Zara's nipples were definitely itching now. Itching for some serious blue-lipped attention. Along with the rest of her. Just about everything had woken up and started dancing once she'd gotten a good look at the solid length of blue cock stirring between his thighs. His pubic hair was white and the contrast was—well, artistically pleasant, to say the least.
Blue balls too. Whaddya know? They are real after all...
He stepped to the bed and gazed somberly at her naked body, his gaze lingering on her neatly trimmed pussy. She hoped he liked the thunderbolt effect she'd created with her razor just the other morning. She thought it was rather eye-catching, herself.
"My name is Thunder Nimbus." His gaze went back to her pussy once more. "Nice shave."
"Thank you." Zara lifted one eyebrow. "You ever gonna crack a smile there?"
"Smiles are for the innocent. Those who know no better." He knelt on the bed and straddled Zara, his cock stiffening most respectably. "Those who cannot fully appreciate the darkness that lies ahead."
His hands reached for her breasts, cradling them, cupping them gently and strumming the swollen and sensitive peaks.
Okay, so his bedside conversation left a little something to be desired, but his hands sure didn't. Zara sighed and shivered as her pussy started to throb under his touch. She tensed beneath him as his cock slid toward her heat.
Blue, huh? If I close my eyes, he could be a frickin' rainbow and I don't care as long as he gets the job done...

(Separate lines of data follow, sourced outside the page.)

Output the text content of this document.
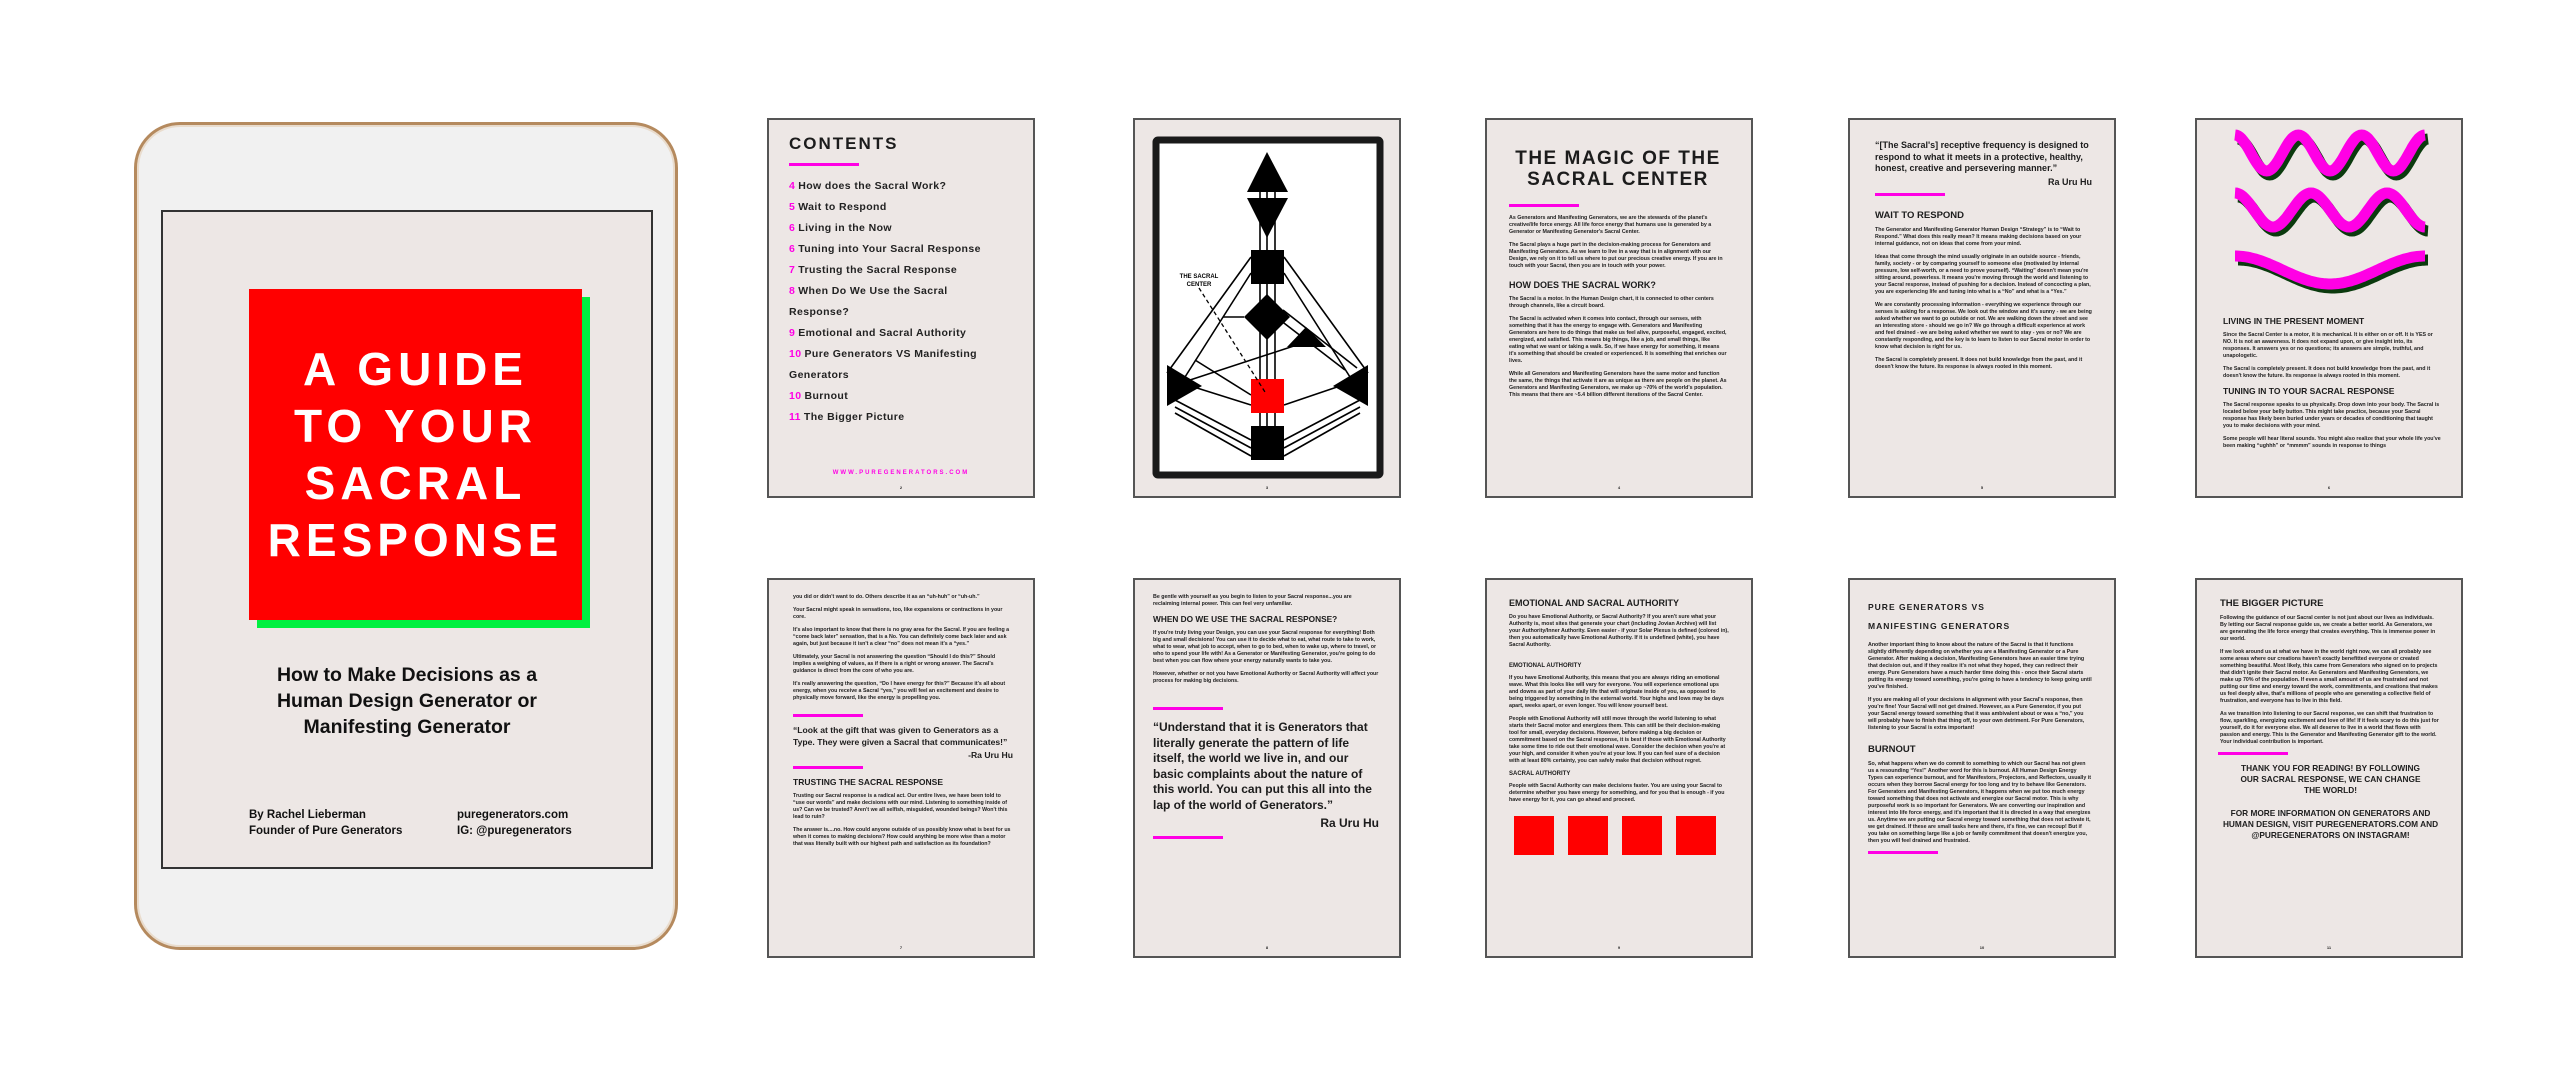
A GUIDE
TO YOUR
SACRAL
RESPONSE
How to Make Decisions as a
Human Design Generator or
Manifesting Generator
By Rachel Lieberman
Founder of Pure Generators
puregenerators.com
IG: @puregenerators
CONTENTS
4 How does the Sacral Work?
5 Wait to Respond
6 Living in the Now
6 Tuning into Your Sacral Response
7 Trusting the Sacral Response
8 When Do We Use the Sacral Response?
9 Emotional and Sacral Authority
10 Pure Generators VS Manifesting Generators
10 Burnout
11 The Bigger Picture
WWW.PUREGENERATORS.COM
2
THE SACRAL
CENTER
3
THE MAGIC OF THE SACRAL CENTER
As Generators and Manifesting Generators, we are the stewards of the planet's creative/life force energy. All life force energy that humans use is generated by a Generator or Manifesting Generator's Sacral Center.
The Sacral plays a huge part in the decision-making process for Generators and Manifesting Generators. As we learn to live in a way that is in alignment with our Design, we rely on it to tell us where to put our precious creative energy. If you are in touch with your Sacral, then you are in touch with your power.
HOW DOES THE SACRAL WORK?
The Sacral is a motor. In the Human Design chart, it is connected to other centers through channels, like a circuit board.
The Sacral is activated when it comes into contact, through our senses, with something that it has the energy to engage with. Generators and Manifesting Generators are here to do things that make us feel alive, purposeful, engaged, excited, energized, and satisfied. This means big things, like a job, and small things, like eating what we want or taking a walk. So, if we have energy for something, it means it's something that should be created or experienced. It is something that enriches our lives.
While all Generators and Manifesting Generators have the same motor and function the same, the things that activate it are as unique as there are people on the planet. As Generators and Manifesting Generators, we make up ~70% of the world's population. This means that there are ~5.4 billion different iterations of the Sacral Center.
4
“[The Sacral's] receptive frequency is designed to respond to what it meets in a protective, healthy, honest, creative and persevering manner.”
Ra Uru Hu
WAIT TO RESPOND
The Generator and Manifesting Generator Human Design “Strategy” is to “Wait to Respond.” What does this really mean? It means making decisions based on your internal guidance, not on ideas that come from your mind.
Ideas that come through the mind usually originate in an outside source - friends, family, society - or by comparing yourself to someone else (motivated by internal pressure, low self-worth, or a need to prove yourself). “Waiting” doesn't mean you're sitting around, powerless. It means you're moving through the world and listening to your Sacral response, instead of pushing for a decision. Instead of concocting a plan, you are experiencing life and tuning into what is a “No” and what is a “Yes.”
We are constantly processing information - everything we experience through our senses is asking for a response. We look out the window and it's sunny - we are being asked whether we want to go outside or not. We are walking down the street and see an interesting store - should we go in? We go through a difficult experience at work and feel drained - we are being asked whether we want to stay - yes or no? We are constantly responding, and the key is to learn to listen to our Sacral motor in order to know what decision is right for us.
The Sacral is completely present. It does not build knowledge from the past, and it doesn't know the future. Its response is always rooted in this moment.
5
LIVING IN THE PRESENT MOMENT
Since the Sacral Center is a motor, it is mechanical. It is either on or off. It is YES or NO. It is not an awareness. It does not expand upon, or give insight into, its responses. It answers yes or no questions; its answers are simple, truthful, and unapologetic.
The Sacral is completely present. It does not build knowledge from the past, and it doesn't know the future. Its response is always rooted in this moment.
TUNING IN TO YOUR SACRAL RESPONSE
The Sacral response speaks to us physically. Drop down into your body. The Sacral is located below your belly button. This might take practice, because your Sacral response has likely been buried under years or decades of conditioning that taught you to make decisions with your mind.
Some people will hear literal sounds. You might also realize that your whole life you've been making “ughhh” or “mmmm” sounds in response to things
6
you did or didn't want to do. Others describe it as an “uh-huh” or “uh-uh.”
Your Sacral might speak in sensations, too, like expansions or contractions in your core.
It's also important to know that there is no gray area for the Sacral. If you are feeling a “come back later” sensation, that is a No. You can definitely come back later and ask again, but just because it isn't a clear “no” does not mean it's a “yes.”
Ultimately, your Sacral is not answering the question “Should I do this?” Should implies a weighing of values, as if there is a right or wrong answer. The Sacral's guidance is direct from the core of who you are.
It's really answering the question, “Do I have energy for this?” Because it's all about energy, when you receive a Sacral “yes,” you will feel an excitement and desire to physically move forward, like the energy is propelling you.
“Look at the gift that was given to Generators as a Type. They were given a Sacral that communicates!”
-Ra Uru Hu
TRUSTING THE SACRAL RESPONSE
Trusting our Sacral response is a radical act. Our entire lives, we have been told to “use our words” and make decisions with our mind. Listening to something inside of us? Can we be trusted? Aren't we all selfish, misguided, wounded beings? Won't this lead to ruin?
The answer is....no. How could anyone outside of us possibly know what is best for us when it comes to making decisions? How could anything be more wise than a motor that was literally built with our highest path and satisfaction as its foundation?
7
Be gentle with yourself as you begin to listen to your Sacral response...you are reclaiming internal power. This can feel very unfamiliar.
WHEN DO WE USE THE SACRAL RESPONSE?
If you're truly living your Design, you can use your Sacral response for everything! Both big and small decisions! You can use it to decide what to eat, what route to take to work, what to wear, what job to accept, when to go to bed, when to wake up, where to travel, or who to spend your life with! As a Generator or Manifesting Generator, you're going to do best when you can flow where your energy naturally wants to take you.
However, whether or not you have Emotional Authority or Sacral Authority will affect your process for making big decisions.
“Understand that it is Generators that literally generate the pattern of life itself, the world we live in, and our basic complaints about the nature of this world. You can put this all into the lap of the world of Generators.”
Ra Uru Hu
8
EMOTIONAL AND SACRAL AUTHORITY
Do you have Emotional Authority, or Sacral Authority? If you aren't sure what your Authority is, most sites that generate your chart (including Jovian Archive) will list your Authority/Inner Authority. Even easier - if your Solar Plexus is defined (colored in), then you automatically have Emotional Authority. If it is undefined (white), you have Sacral Authority.
EMOTIONAL AUTHORITY
If you have Emotional Authority, this means that you are always riding an emotional wave. What this looks like will vary for everyone. You will experience emotional ups and downs as part of your daily life that will originate inside of you, as opposed to being triggered by something in the external world. Your highs and lows may be days apart, weeks apart, or even longer. You will know yourself best.
People with Emotional Authority will still move through the world listening to what starts their Sacral motor and energizes them. This can still be their decision-making tool for small, everyday decisions. However, before making a big decision or commitment based on the Sacral response, it is best if those with Emotional Authority take some time to ride out their emotional wave. Consider the decision when you're at your high, and consider it when you're at your low. If you can feel sure of a decision with at least 80% certainty, you can safely make that decision without regret.
SACRAL AUTHORITY
People with Sacral Authority can make decisions faster. You are using your Sacral to determine whether you have energy for something, and for you that is enough - if you have energy for it, you can go ahead and proceed.
9
PURE GENERATORS VS MANIFESTING GENERATORS
Another important thing to know about the nature of the Sacral is that it functions slightly differently depending on whether you are a Manifesting Generator or a Pure Generator. After making a decision, Manifesting Generators have an easier time trying that decision out, and if they realize it's not what they hoped, they can redirect their energy. Pure Generators have a much harder time doing this - once their Sacral starts putting its energy toward something, you're going to have a tendency to keep going until you've finished.
If you are making all of your decisions in alignment with your Sacral's response, then you're fine! Your Sacral will not get drained. However, as a Pure Generator, if you put your Sacral energy toward something that it was ambivalent about or was a “no,” you will probably have to finish that thing off, to your own detriment. For Pure Generators, listening to your Sacral is extra important!
BURNOUT
So, what happens when we do commit to something to which our Sacral has not given us a resounding “Yes!” Another word for this is burnout. All Human Design Energy Types can experience burnout, and for Manifestors, Projectors, and Reflectors, usually it occurs when they borrow Sacral energy for too long and try to behave like Generators. For Generators and Manifesting Generators, it happens when we put too much energy toward something that does not activate and energize our Sacral motor. This is why purposeful work is so important for Generators. We are converting our inspiration and interest into life force energy, and it's important that it is directed in a way that energizes us. Anytime we are putting our Sacral energy toward something that does not activate it, we get drained. If these are small tasks here and there, it's fine, we can recoup! But if you take on something large like a job or family commitment that doesn't energize you, then you will feel drained and frustrated.
10
THE BIGGER PICTURE
Following the guidance of our Sacral center is not just about our lives as individuals. By letting our Sacral response guide us, we create a better world. As Generators, we are generating the life force energy that creates everything. This is immense power in our world.
If we look around us at what we have in the world right now, we can all probably see some areas where our creations haven't exactly benefitted everyone or created something beautiful. Most likely, this came from Generators who signed on to projects that didn't ignite their Sacral motor. As Generators and Manifesting Generators, we make up 70% of the population. If even a small amount of us are frustrated and not putting our time and energy toward the work, committments, and creations that makes us feel deeply alive, that's millions of people who are generating a collective field of frustration, and everyone has to live in this field.
As we transition into listening to our Sacral response, we can shift that frustration to flow, sparkling, energizing excitement and love of life! If it feels scary to do this just for yourself, do it for everyone else. We all deserve to live in a world that flows with passion and energy. This is the Generator and Manifesting Generator gift to the world. Your individual contribution is important.
THANK YOU FOR READING! BY FOLLOWING OUR SACRAL RESPONSE, WE CAN CHANGE THE WORLD!
FOR MORE INFORMATION ON GENERATORS AND HUMAN DESIGN, VISIT PUREGENERATORS.COM AND @PUREGENERATORS ON INSTAGRAM!
11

Thunder Nimbus muttered an incantation and the room darkened. Then he lowered his lips to her breast...
Chapter Two
Deep in the Forest of Forsythia
"Motherfuckin' son of a bitch..." Sir Lincoln of Green was ferociously doing his best impression of an out-of-control weed whacker hyped up on speed. Mounds of chopped shrubbery lay behind him, marking the path he'd forged through the forest.
The idiot manning his controls seemed to derive great pleasure from having him defoliate large portions of the woods through which he was supposed to pass in o
rder to attain the next level. And ultimately, his Princess.
He'd been packing a hell of a hard-on ever since she'd appeared to him—a vaporous image bidding him rescue her and giving some obscure clues he couldn't figure out if his life depended on it. It was still early in the game—perhaps she'd appear again soon. Perhaps she'd be naked this time. Perhaps she'd touch herself... Aaaargh.
Speaking of his life—he quickly flashed a glance at the well-concealed bars beneath his feet. They followed him around and let him know when he was about to expire. He sighed. All too often he saw no healthy red glow, no reserves in his life system. Sure, he had strength and a bit of magic left, but for some sick reason, players seemed determined to win out by simple brute force. Hence the savage slash-and-burn pruning techniques he was currently employing.
Right now he had a bit of life left, thank God. He wanted to get to Zara in the worst way. He moved forward and attacked another bush. He wanted Zara's bush. He wanted Zara, moaning beneath him, on top of him, wherever...
There was nothing like a serious case of lust to motivate a hero on a quest. Bravely he slashed onward, sweating and brushing his annoyingly silky blond hair out of his eyes. His tights were too tight, his cock was too hard—and to top it all off, his stupid hat made him look more like a fairy than half the fairies he'd seen up to now.
One of the villagers had snickered at him too. That hurt. He was the hero, for Chrissake. Didn't anyone understand that? Sheesh...
"Goddamn fucking stupid leaves—" Thwack. Another branch met its demise. He was talking out loud to himself, but since it wasn't dialogue it wouldn't show up on the game screen. Only the proper conversations, those permitted by the Great Programmers, would appear as silly balloons over his head.
Damn near scared the crap out of him first time it happened. And having the crap scared out of you when wearing tights wasn't a good idea. A dull clang brought him up short and he stared at the tree trunk he'd managed to swipe by mistake.